Machine learning algorithm has been used before to improve photos, but the real progress with this particular research is concision of the algorithm so that they are compact and resourceful enough to efficiently and seamlessly run on any user’s device. The software itself if as big as a single digital image and as a blog post from MIT describes, it could be very well capable to “development images in a assortment of styles.”

This proves that in order to train the neural networks, new sets of images can be used and could also be able to replicate a particular photographer’s specific look. In similar way, companies like Facebook and Prisma have produced artistic filters that imitate the style of famous painters. Although smartphones and cameras are already processing the imaging data in real time, these recent techniques are more subtle and spontaneous and rather than applying general settings to the whole of the individual image.

For slimming down the machine learning algorithm, the researchers utilised a few varied techniques. These consisted of converting the changes made to every photo into formulae and using co-ordinates that are grid-like to map the pictures out. All of this means that the data about how the photos can be retouched can be mathematically expressed, instead of full-scale photos.

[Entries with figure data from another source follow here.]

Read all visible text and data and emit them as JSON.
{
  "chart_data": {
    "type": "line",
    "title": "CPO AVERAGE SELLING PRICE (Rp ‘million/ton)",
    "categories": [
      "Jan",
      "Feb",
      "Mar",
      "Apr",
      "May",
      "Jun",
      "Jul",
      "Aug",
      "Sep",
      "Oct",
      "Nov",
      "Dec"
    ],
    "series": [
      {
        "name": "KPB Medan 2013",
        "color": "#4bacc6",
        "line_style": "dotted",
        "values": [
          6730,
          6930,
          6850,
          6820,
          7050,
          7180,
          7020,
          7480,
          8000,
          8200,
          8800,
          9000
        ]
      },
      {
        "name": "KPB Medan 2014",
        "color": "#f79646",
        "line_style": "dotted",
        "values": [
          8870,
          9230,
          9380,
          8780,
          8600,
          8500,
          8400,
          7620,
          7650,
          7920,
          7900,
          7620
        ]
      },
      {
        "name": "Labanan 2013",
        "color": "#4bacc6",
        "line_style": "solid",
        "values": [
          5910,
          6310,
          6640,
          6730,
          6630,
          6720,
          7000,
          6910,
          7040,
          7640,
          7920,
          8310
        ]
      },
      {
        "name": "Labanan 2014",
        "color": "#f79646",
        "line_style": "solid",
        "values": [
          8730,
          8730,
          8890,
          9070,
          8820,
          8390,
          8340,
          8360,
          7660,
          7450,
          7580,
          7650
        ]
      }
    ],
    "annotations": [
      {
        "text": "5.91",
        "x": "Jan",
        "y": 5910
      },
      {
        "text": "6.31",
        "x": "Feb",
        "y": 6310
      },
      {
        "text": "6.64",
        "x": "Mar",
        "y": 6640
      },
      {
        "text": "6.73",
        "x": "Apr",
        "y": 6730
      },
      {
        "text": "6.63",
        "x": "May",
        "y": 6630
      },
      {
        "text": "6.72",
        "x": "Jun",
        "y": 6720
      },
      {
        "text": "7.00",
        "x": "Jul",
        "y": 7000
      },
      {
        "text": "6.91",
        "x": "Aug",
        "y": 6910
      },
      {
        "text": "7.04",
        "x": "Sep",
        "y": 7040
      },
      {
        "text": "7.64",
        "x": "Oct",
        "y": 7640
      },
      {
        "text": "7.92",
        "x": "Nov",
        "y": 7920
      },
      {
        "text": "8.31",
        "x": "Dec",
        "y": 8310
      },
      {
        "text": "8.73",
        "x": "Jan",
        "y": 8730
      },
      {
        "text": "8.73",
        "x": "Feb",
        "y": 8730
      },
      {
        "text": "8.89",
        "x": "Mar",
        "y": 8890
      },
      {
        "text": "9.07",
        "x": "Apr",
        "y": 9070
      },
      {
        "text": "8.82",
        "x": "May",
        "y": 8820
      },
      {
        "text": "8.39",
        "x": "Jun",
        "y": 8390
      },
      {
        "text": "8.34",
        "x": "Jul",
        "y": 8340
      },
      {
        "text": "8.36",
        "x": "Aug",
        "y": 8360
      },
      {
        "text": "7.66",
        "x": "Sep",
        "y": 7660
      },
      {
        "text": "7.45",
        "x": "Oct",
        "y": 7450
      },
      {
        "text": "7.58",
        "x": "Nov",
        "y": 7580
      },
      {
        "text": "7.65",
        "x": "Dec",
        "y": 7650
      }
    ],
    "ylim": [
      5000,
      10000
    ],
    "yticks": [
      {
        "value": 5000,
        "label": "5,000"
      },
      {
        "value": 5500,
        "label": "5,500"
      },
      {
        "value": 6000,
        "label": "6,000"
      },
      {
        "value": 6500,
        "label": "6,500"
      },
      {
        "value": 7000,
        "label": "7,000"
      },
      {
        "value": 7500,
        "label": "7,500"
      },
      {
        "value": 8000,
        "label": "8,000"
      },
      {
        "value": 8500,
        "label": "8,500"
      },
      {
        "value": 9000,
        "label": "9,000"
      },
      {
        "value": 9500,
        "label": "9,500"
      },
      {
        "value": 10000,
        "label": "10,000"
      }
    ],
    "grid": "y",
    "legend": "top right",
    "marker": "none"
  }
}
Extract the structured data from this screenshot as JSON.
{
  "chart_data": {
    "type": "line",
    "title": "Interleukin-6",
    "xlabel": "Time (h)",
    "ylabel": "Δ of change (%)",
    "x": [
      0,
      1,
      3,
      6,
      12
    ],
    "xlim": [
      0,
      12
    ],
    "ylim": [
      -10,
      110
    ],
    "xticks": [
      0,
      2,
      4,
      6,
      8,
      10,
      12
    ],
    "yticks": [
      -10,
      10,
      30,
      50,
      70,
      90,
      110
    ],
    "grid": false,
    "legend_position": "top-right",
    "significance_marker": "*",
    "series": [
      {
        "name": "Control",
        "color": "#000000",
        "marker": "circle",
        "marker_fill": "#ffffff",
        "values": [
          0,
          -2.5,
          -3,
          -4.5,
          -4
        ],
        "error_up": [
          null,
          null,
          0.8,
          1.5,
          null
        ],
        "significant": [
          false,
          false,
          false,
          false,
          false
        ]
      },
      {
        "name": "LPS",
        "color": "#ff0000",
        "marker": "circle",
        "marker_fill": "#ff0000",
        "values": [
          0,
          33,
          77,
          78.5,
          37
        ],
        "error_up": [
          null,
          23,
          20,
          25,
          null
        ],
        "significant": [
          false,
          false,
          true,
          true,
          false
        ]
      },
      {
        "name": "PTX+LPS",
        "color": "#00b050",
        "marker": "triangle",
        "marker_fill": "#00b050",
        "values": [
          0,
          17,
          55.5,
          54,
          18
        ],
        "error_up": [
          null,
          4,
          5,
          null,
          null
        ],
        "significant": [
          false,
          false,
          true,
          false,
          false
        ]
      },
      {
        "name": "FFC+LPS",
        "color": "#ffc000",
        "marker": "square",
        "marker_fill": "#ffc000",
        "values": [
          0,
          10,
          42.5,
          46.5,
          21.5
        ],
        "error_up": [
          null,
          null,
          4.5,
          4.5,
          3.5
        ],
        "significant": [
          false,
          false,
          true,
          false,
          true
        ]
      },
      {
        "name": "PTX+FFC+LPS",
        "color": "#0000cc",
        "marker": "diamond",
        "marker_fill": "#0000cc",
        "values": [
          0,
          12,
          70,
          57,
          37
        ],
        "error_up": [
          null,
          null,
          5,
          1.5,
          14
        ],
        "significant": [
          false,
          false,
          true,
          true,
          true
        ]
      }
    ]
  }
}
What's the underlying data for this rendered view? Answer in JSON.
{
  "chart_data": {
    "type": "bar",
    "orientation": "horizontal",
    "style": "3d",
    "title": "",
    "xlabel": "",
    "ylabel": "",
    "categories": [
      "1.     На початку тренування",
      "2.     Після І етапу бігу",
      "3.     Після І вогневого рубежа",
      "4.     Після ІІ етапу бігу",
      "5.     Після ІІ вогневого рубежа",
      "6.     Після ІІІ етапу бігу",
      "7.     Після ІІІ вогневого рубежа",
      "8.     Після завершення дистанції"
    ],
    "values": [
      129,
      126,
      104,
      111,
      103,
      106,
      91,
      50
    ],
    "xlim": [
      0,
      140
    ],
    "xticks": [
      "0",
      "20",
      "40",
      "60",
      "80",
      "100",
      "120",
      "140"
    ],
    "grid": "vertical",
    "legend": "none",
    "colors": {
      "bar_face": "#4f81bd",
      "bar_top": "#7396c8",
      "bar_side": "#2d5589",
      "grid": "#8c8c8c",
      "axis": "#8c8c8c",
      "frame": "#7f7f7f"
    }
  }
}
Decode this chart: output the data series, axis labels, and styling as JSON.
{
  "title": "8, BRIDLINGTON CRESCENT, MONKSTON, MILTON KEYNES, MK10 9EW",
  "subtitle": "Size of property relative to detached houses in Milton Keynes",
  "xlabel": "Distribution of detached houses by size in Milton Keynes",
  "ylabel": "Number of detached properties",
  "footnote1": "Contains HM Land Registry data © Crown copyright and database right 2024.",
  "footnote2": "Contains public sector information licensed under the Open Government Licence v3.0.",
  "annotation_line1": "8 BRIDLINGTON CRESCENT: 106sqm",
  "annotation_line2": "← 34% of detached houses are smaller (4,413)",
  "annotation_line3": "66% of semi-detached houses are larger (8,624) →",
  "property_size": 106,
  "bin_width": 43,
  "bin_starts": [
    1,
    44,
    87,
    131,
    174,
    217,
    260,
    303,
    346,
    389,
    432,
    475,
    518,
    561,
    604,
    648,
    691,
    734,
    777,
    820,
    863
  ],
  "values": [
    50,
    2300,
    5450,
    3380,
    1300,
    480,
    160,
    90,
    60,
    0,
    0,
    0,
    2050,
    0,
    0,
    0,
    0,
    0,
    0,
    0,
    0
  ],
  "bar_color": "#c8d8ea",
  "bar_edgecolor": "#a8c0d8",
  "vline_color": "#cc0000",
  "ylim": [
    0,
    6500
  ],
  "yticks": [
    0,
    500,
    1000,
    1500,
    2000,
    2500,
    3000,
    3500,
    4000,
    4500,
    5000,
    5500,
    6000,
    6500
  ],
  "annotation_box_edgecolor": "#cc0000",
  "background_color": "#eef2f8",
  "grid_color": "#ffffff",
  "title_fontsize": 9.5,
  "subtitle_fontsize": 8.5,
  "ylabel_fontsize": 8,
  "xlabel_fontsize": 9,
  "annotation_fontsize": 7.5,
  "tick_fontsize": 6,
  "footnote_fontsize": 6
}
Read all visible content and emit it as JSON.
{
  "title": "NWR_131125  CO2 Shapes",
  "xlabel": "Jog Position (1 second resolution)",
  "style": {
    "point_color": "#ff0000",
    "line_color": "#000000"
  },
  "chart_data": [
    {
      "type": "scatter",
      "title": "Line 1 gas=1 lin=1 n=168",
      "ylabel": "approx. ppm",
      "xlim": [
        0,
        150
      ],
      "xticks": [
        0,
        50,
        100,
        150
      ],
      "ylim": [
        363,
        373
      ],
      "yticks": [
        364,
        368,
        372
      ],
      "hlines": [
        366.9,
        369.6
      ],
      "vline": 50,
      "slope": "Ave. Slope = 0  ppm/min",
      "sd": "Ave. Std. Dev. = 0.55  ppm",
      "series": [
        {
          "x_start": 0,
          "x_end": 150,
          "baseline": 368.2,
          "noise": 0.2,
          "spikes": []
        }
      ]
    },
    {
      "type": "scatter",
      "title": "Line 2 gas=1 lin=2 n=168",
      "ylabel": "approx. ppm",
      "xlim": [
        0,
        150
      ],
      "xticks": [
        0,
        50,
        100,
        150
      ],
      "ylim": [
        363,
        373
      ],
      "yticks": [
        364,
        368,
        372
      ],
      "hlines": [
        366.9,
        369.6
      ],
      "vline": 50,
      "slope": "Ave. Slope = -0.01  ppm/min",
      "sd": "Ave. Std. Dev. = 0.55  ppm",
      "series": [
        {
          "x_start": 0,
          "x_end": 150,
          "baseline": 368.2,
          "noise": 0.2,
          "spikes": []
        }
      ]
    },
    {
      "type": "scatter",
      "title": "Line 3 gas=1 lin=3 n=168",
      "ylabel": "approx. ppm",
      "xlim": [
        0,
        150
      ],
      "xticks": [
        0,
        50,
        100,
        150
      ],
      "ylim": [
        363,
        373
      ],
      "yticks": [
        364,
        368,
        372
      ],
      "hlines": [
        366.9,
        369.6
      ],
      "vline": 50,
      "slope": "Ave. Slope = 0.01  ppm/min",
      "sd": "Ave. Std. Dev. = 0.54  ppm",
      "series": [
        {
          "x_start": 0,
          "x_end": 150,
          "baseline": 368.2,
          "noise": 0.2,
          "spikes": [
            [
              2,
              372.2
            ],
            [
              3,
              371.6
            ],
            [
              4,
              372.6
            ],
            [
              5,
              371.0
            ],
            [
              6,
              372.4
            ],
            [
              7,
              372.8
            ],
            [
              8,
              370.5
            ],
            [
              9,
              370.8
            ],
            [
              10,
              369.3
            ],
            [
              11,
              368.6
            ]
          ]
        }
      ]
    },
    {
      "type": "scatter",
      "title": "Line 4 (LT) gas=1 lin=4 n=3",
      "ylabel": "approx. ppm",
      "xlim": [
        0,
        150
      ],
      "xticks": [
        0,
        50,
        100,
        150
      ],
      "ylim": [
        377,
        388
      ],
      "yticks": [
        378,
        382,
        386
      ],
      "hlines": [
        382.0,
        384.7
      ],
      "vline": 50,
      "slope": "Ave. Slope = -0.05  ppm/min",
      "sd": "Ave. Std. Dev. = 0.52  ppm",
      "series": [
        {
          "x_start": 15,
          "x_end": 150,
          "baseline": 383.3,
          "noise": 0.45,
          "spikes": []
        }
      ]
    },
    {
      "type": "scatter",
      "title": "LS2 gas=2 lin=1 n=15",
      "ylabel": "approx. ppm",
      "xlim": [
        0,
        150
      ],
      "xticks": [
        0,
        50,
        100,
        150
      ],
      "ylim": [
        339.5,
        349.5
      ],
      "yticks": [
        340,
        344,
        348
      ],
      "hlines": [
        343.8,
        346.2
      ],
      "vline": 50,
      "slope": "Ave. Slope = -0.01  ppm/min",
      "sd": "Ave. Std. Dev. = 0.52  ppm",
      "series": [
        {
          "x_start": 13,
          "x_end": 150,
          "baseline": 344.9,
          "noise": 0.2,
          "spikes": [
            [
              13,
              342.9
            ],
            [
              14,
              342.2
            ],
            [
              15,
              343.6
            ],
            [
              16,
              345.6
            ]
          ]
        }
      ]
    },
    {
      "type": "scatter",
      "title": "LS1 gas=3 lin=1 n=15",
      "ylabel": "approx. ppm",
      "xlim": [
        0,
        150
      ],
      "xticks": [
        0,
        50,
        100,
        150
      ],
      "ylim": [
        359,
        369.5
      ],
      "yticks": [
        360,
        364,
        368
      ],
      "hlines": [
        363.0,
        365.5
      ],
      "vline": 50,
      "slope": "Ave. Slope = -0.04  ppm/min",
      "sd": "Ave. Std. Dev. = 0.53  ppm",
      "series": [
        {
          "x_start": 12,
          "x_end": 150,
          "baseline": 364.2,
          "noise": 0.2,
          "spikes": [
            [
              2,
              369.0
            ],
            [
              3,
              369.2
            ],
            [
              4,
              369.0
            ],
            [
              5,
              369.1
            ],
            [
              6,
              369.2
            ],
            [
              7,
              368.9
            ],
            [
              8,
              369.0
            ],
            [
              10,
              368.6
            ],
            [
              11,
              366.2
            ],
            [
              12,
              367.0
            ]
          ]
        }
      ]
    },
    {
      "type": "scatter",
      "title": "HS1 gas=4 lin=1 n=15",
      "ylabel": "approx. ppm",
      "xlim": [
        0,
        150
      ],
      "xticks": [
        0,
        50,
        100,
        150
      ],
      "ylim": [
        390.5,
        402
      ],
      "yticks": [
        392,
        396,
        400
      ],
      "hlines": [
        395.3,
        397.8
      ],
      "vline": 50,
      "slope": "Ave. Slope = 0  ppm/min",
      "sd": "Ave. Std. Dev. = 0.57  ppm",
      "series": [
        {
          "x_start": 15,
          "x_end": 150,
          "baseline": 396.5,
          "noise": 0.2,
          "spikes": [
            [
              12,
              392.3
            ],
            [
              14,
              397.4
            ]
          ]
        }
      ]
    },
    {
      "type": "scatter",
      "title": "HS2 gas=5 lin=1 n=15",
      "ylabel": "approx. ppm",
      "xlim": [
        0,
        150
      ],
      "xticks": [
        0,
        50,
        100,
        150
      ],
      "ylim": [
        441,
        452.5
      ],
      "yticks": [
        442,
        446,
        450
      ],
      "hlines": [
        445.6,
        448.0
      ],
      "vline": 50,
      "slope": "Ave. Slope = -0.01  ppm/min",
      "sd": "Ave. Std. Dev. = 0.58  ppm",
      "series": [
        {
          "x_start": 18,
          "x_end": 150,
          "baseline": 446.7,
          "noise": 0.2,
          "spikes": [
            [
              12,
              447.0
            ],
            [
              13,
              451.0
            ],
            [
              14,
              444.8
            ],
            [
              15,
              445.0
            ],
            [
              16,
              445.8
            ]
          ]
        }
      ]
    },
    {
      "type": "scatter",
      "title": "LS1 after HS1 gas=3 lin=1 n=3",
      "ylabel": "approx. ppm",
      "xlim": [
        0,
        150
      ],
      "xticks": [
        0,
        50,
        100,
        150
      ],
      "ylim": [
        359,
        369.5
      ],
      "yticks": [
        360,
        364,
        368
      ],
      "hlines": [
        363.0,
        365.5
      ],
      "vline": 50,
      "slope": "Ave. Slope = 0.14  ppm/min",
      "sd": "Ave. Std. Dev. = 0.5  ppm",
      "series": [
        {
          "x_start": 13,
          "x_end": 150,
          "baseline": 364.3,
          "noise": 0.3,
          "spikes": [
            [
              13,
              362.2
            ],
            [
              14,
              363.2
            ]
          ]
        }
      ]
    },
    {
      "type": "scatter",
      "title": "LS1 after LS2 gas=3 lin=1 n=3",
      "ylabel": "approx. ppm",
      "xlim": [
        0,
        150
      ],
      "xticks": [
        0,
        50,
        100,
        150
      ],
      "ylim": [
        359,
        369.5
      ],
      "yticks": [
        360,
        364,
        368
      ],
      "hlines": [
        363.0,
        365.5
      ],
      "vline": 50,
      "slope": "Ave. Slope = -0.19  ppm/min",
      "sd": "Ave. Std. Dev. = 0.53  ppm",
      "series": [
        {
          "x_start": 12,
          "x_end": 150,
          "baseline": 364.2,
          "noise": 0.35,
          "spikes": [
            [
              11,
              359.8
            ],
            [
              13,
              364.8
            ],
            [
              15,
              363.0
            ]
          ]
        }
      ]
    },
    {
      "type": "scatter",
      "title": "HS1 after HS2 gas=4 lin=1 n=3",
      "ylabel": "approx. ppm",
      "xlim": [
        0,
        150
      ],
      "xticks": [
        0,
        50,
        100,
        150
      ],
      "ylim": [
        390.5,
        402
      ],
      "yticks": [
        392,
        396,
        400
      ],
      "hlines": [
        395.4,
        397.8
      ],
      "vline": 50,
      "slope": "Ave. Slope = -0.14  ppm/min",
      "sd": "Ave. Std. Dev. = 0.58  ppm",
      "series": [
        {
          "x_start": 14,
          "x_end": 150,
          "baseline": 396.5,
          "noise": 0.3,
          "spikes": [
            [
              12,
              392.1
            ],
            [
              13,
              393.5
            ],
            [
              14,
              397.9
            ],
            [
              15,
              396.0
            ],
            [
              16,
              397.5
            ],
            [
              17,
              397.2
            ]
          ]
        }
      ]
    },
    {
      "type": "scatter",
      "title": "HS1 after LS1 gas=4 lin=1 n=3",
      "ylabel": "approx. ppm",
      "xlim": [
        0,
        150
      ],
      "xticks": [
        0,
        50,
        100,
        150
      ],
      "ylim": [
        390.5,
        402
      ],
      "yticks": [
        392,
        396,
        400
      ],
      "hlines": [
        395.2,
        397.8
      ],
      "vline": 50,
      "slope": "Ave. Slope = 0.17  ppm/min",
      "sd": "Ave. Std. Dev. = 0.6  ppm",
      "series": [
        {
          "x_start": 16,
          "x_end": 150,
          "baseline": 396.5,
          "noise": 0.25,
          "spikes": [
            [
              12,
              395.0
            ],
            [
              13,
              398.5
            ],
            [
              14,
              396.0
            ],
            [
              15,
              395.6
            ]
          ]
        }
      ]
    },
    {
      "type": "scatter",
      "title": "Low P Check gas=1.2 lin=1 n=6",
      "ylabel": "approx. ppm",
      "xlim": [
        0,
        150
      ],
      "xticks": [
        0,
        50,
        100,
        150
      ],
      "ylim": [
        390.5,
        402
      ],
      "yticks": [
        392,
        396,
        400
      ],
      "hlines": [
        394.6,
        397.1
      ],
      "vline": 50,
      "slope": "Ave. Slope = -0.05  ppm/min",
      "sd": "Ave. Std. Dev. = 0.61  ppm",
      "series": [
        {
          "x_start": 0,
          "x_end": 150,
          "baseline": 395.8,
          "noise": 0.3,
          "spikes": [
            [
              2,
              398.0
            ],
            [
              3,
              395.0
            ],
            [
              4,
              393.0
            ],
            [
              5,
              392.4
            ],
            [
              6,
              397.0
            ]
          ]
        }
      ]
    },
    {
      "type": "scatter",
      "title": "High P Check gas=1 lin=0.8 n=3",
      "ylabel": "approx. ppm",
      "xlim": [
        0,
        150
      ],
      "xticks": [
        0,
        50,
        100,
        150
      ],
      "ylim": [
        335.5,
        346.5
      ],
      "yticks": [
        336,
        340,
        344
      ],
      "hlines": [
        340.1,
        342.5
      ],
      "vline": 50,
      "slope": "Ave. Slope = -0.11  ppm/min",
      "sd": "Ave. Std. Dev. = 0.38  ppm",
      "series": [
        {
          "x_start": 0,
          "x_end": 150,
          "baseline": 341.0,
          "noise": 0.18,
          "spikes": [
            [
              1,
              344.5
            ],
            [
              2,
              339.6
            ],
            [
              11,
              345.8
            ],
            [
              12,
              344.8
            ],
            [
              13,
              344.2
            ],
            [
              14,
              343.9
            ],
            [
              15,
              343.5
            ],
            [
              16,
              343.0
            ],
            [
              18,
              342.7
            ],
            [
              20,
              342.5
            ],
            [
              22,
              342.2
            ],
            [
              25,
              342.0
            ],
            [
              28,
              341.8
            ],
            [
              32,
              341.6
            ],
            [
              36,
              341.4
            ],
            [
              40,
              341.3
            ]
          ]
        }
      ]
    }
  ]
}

Google researcher Jon Barron told MIT that this technology has the probability to be very valuable for real-time image enrichment on a mobile phone. He added that utilising this machine learning algorithm for computational photography has an interesting outlook but it is retrained because of the severe constraints in computation and power of mobile phones. This paper may offer a way to avoid these hindrances and create new, interesting, real-time photographic memories without getting the battery drained or giving a slow viewfinder experience.

It’s not unlikely that this machine learning algorithm will be seen in one of Google’s future Pixel phones. Earlier, the company used its HDR+ algorithms to show more detail in terms of light and shadow on mobile phones right since the time the Nexus 6. And Google’s computational photography lead, Marc Levoy, told The Verge last year that they are “only just begun to scratch the surface” with their work.